Even more irrationally, I was reluctant to lose his presence as he settled me on his bed. Only Tsuzuki had ever held me with such warm thoughts and ever since Touda's fires, my partner's presence had been darkened by a deep sadness. There was a sadness here, too, but it was nothing compared to Tsuzuki's lingering dispair. In comparison, Mibu-san was almost a blinding source of warmth.
"Sleep, bouya. You need the rest. I'll be here if you need me, daijoubu?"
"Hai. Arigatou, Mibu-san."
He smiled again, and for a moment I thought he was going to say something. Apparently he changed his mind, ruffling my hair in silence before letting himself out of the room. If I thought Tsuzuki could be frustrating and confusing at times, Mibu-san was much worse. And why oh why was I comparing the two of them?
My dreams were haunted by ghosts of chocolate eyes and the scent of fragrant pipe smoke, mingled with visions of Tsuzuki laughing at me for ever thinking I could be more than just his partner. I tried to deny them, but they refused to be controlled. I fought back the only way I knew how, bolting upright in a cold sweat.
"Bouya? What is it?"
"Nightmare," I rasped, my hand reaching out for the glass of water before my mind had even processed it's appearance. The cool water felt good to my parched throat and I tried to push the disturbing dreams from my mind. Of course I was important to Tsuzuki. Of course I meant more to him than just another partner. I didn't know why he hadn't come for me yet, but I was confident that he had a reason for it.
"Muraki?"
"No. Yes. Maybe. I don't know. Could he . . . could he mess with my dreams? Change my dreams as I was dreaming them?"

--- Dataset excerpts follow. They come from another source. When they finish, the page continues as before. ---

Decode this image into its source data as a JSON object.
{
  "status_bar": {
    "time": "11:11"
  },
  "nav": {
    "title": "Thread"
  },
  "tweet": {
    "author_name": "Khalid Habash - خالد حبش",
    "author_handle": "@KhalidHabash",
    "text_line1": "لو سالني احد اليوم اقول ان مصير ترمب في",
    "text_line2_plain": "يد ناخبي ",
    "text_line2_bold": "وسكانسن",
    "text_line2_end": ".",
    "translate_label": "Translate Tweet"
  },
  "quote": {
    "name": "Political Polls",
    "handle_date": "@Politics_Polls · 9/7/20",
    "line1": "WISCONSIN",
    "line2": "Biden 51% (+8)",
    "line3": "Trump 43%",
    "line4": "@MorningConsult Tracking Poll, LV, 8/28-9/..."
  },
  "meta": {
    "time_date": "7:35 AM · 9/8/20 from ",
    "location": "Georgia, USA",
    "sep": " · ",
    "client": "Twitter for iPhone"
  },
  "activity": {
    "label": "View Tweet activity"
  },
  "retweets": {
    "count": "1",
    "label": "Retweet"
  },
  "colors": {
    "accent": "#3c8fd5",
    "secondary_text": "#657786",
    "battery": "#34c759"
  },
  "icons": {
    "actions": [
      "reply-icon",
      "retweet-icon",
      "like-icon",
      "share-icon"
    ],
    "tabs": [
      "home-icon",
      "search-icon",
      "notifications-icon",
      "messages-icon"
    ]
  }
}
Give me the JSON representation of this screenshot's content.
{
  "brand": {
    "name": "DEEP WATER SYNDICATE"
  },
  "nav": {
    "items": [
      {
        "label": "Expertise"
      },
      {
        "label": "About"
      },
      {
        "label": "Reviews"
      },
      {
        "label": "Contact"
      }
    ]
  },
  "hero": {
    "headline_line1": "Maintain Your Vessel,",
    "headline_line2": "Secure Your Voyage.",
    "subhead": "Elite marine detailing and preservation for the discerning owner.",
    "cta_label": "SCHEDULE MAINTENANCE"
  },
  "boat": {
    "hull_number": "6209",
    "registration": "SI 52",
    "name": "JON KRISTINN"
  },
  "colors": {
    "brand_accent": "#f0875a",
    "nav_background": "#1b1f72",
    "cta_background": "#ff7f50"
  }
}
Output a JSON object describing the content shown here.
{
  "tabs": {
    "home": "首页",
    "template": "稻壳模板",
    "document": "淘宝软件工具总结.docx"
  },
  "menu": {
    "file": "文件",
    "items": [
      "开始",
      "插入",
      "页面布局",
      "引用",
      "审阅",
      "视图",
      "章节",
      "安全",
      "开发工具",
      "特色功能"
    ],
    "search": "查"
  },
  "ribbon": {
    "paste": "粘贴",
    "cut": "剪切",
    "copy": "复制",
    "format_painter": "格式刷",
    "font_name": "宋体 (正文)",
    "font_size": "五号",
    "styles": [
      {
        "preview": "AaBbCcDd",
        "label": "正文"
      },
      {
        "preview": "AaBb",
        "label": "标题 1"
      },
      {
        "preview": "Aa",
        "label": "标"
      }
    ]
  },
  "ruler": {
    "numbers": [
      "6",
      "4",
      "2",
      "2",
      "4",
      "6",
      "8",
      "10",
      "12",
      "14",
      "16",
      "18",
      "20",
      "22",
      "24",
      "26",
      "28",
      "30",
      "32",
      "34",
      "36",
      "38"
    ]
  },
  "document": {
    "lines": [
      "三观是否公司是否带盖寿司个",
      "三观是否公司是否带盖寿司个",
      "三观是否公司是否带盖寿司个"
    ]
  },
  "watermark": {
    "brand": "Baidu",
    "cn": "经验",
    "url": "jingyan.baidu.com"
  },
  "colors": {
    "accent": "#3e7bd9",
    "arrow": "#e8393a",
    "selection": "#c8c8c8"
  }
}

"I don't know, bouya. I don't know his powers and I don't want to know; it would only make me fear him and I don't want that."
"I . . . I guess that makes sense," I sighed, passing back the now empty glass.
"What was the dream?"
"It wasn't the dream - I knew it was a lie. But I couldn't break free of it, I couldn't control it. . . . I guess I panicked."

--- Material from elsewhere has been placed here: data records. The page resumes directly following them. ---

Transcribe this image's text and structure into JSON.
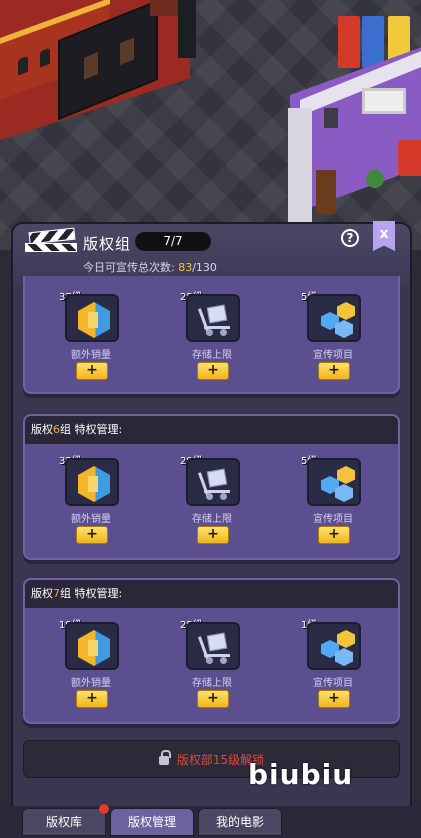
{
  "header": {
    "title": "版权组",
    "count": "7/7",
    "sub_prefix": "今日可宣传总次数:",
    "sub_current": "83",
    "sub_total": "/130",
    "help": "?",
    "close": "x"
  },
  "cards": [
    {
      "heading_pre": "",
      "heading_num": "",
      "heading_post": "",
      "items": [
        {
          "level": "37级",
          "label": "额外销量",
          "icon": "box-icon"
        },
        {
          "level": "25级",
          "label": "存储上限",
          "icon": "cart-icon"
        },
        {
          "level": "5级",
          "label": "宣传项目",
          "icon": "promo-icon"
        }
      ]
    },
    {
      "heading_pre": "版权",
      "heading_num": "6",
      "heading_post": "组 特权管理:",
      "items": [
        {
          "level": "32级",
          "label": "额外销量",
          "icon": "box-icon"
        },
        {
          "level": "29级",
          "label": "存储上限",
          "icon": "cart-icon"
        },
        {
          "level": "5级",
          "label": "宣传项目",
          "icon": "promo-icon"
        }
      ]
    },
    {
      "heading_pre": "版权",
      "heading_num": "7",
      "heading_post": "组 特权管理:",
      "items": [
        {
          "level": "19级",
          "label": "额外销量",
          "icon": "box-icon"
        },
        {
          "level": "25级",
          "label": "存储上限",
          "icon": "cart-icon"
        },
        {
          "level": "1级",
          "label": "宣传项目",
          "icon": "promo-icon"
        }
      ]
    }
  ],
  "upgrade_label": "+",
  "locked": {
    "text": "版权部15级解锁"
  },
  "watermark": "biubiu",
  "tabs": [
    {
      "label": "版权库",
      "active": false
    },
    {
      "label": "版权管理",
      "active": true
    },
    {
      "label": "我的电影",
      "active": false
    }
  ],
  "colors": {
    "accent_gold": "#f4c53a",
    "locked_text": "#e2493a",
    "badge": "#e33b2b"
  }
}
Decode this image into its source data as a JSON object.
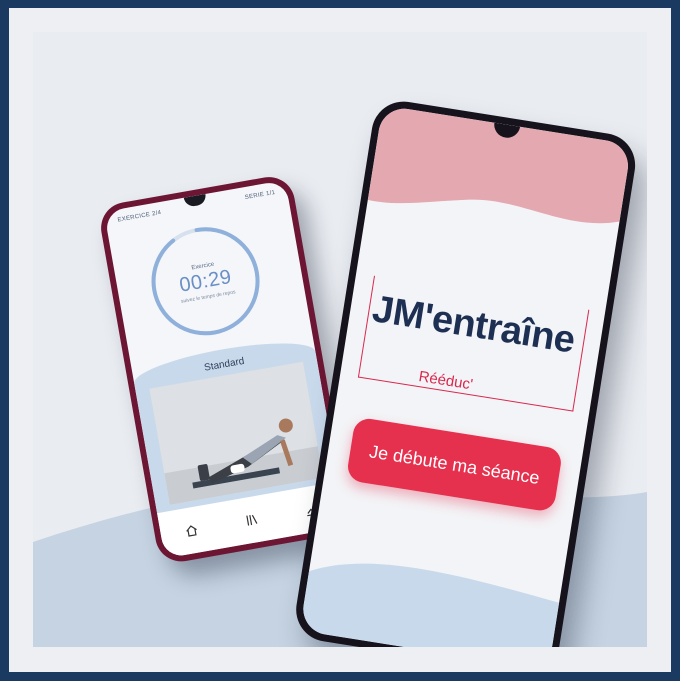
{
  "colors": {
    "outer_background": "#1b3a62",
    "scene_background": "#e9ecf1",
    "accent_red": "#e5304e",
    "brand_navy": "#1d2f52",
    "soft_pink": "#e4a8b1",
    "soft_blue": "#c9d9ec",
    "phone_left_body": "#6d1634",
    "phone_right_body": "#16131c"
  },
  "left_phone": {
    "status_left": "EXERCICE 2/4",
    "status_right": "SERIE 1/1",
    "timer": {
      "label": "Exercice",
      "time": "00:29",
      "sub": "suivez le temps de repos",
      "progress_fraction": 0.92
    },
    "section_title": "Standard",
    "nav_icons": [
      "home-icon",
      "library-icon",
      "progress-chart-icon"
    ]
  },
  "right_phone": {
    "logo": {
      "main": "JM'entraîne",
      "sub": "Rééduc'"
    },
    "cta_label": "Je débute ma séance"
  }
}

"It happens," he replied quietly, setting aside the glass before turning back to me. He was giving me his full attention and I revelled in the sense of power; it was so rare that I had someone's undivided attention for any amount of time.
"How long was I asleep?"
"Nearly all afternoon. I expect Sonashi will be grumbling for my dinner plans soon. If your friends don't come for you tomorrow, I suspect my assistant manager will be ready to quit."

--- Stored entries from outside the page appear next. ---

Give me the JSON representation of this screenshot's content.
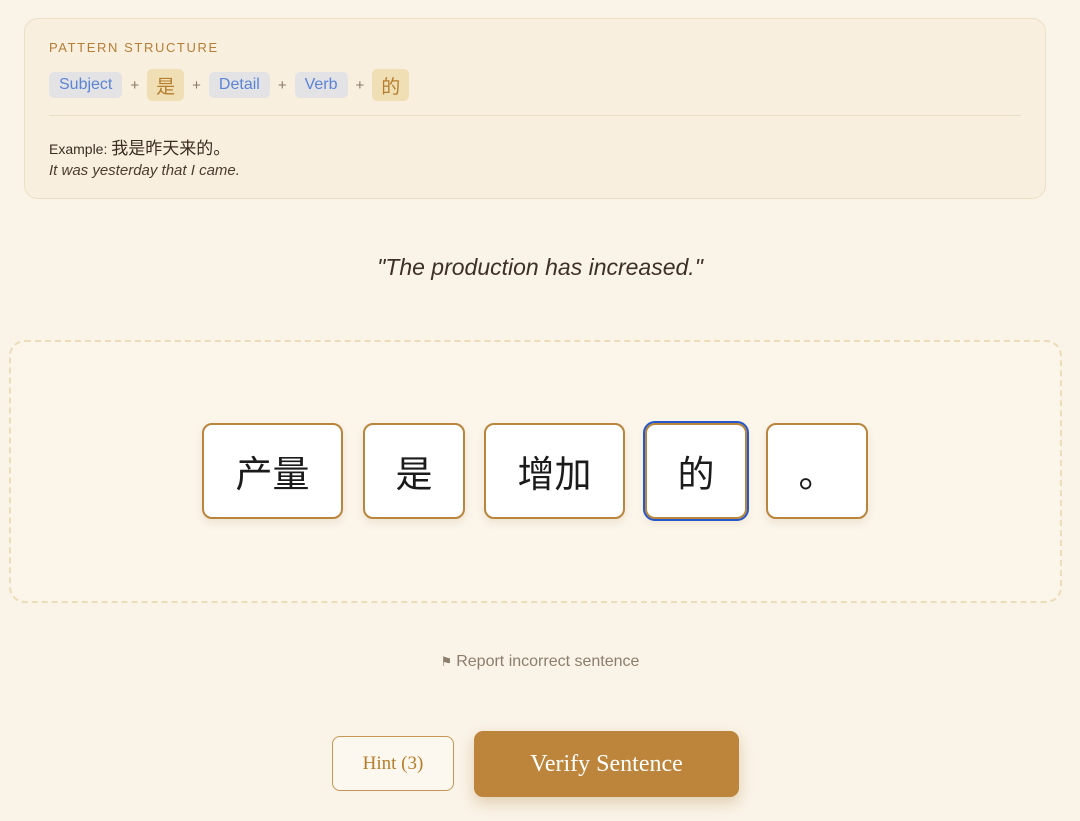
{
  "pattern": {
    "heading": "PATTERN STRUCTURE",
    "parts": [
      {
        "text": "Subject",
        "kind": "role"
      },
      {
        "text": "是",
        "kind": "hanzi"
      },
      {
        "text": "Detail",
        "kind": "role"
      },
      {
        "text": "Verb",
        "kind": "role"
      },
      {
        "text": "的",
        "kind": "hanzi"
      }
    ],
    "separator": "+",
    "example_label": "Example:",
    "example_zh": "我是昨天来的。",
    "example_en": "It was yesterday that I came."
  },
  "prompt": "\"The production has increased.\"",
  "tiles": [
    {
      "text": "产量"
    },
    {
      "text": "是"
    },
    {
      "text": "增加"
    },
    {
      "text": "的",
      "focused": true
    },
    {
      "text": "。"
    }
  ],
  "report": {
    "icon": "flag-icon",
    "glyph": "⚑",
    "label": "Report incorrect sentence"
  },
  "buttons": {
    "hint": "Hint (3)",
    "verify": "Verify Sentence"
  },
  "colors": {
    "background": "#faf3e7",
    "accent": "#bd853b",
    "role_chip_text": "#5b83d6",
    "focus_outline": "#2457c9"
  }
}
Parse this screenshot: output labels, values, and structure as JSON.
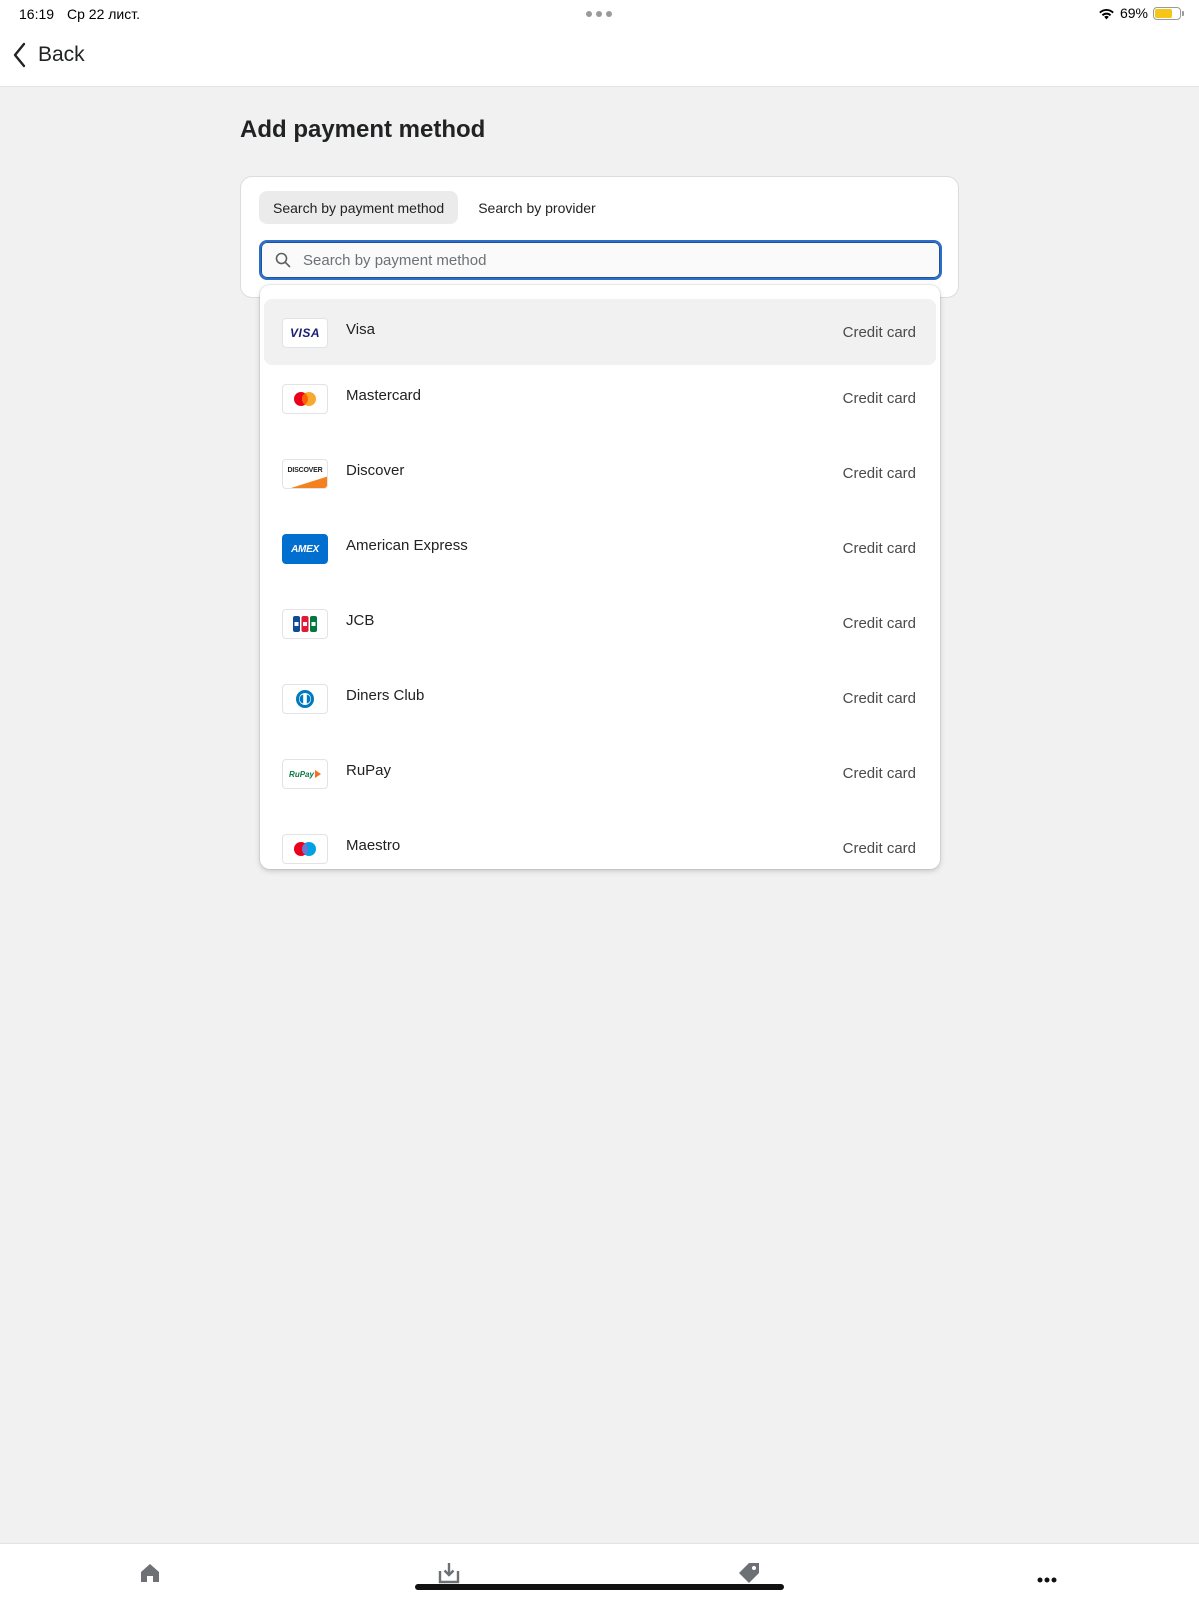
{
  "status_bar": {
    "time": "16:19",
    "date": "Ср 22 лист.",
    "battery": "69%",
    "battery_level": 0.69
  },
  "nav": {
    "back_label": "Back"
  },
  "page": {
    "title": "Add payment method"
  },
  "tabs": [
    {
      "label": "Search by payment method",
      "active": true
    },
    {
      "label": "Search by provider",
      "active": false
    }
  ],
  "search": {
    "placeholder": "Search by payment method",
    "value": ""
  },
  "options": [
    {
      "name": "Visa",
      "type": "Credit card",
      "icon": "visa-logo"
    },
    {
      "name": "Mastercard",
      "type": "Credit card",
      "icon": "mastercard-logo"
    },
    {
      "name": "Discover",
      "type": "Credit card",
      "icon": "discover-logo"
    },
    {
      "name": "American Express",
      "type": "Credit card",
      "icon": "amex-logo"
    },
    {
      "name": "JCB",
      "type": "Credit card",
      "icon": "jcb-logo"
    },
    {
      "name": "Diners Club",
      "type": "Credit card",
      "icon": "diners-club-logo"
    },
    {
      "name": "RuPay",
      "type": "Credit card",
      "icon": "rupay-logo"
    },
    {
      "name": "Maestro",
      "type": "Credit card",
      "icon": "maestro-logo"
    }
  ],
  "logo_text": {
    "visa": "VISA",
    "discover": "DISCOVER",
    "amex": "AMEX",
    "rupay": "RuPay"
  },
  "colors": {
    "accent": "#2c6ecb",
    "battery": "#f5c518",
    "amex": "#016fd0",
    "discover_orange": "#f48120",
    "visa_blue": "#1a1f71"
  },
  "bottom_bar": [
    "home-icon",
    "download-icon",
    "tag-icon",
    "more-icon"
  ]
}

"You don't have to stay and watch over me," I replied without thinking, the words tumbling out of my mouth before I could stop them. "I don't want to be a burden."
"And if I leave you alone, Cheisa just might try to throw you out onto the streets. You wouldn't last a day out there. Or are you forgetting this morning?"
"But. . . ."
"Don't worry for me, bouya. But if you know of some way I could contact your friends. . . ."
"If I still had my magic. . . ."
"But if you still had your magic, we wouldn't be having this conversation," he concluded, smiling. "Aa, no sense worrying over it. They'll find you eventually, I'm sure."
He ruffled my hair again as he stood and walked out of the room. I felt like I should have been annoyed with him for continually mussing my hair, but I couldn't summon the necessary emotion. It was a gesture of familiarity and safety. For the first time I actually let myself believe that he would protect me.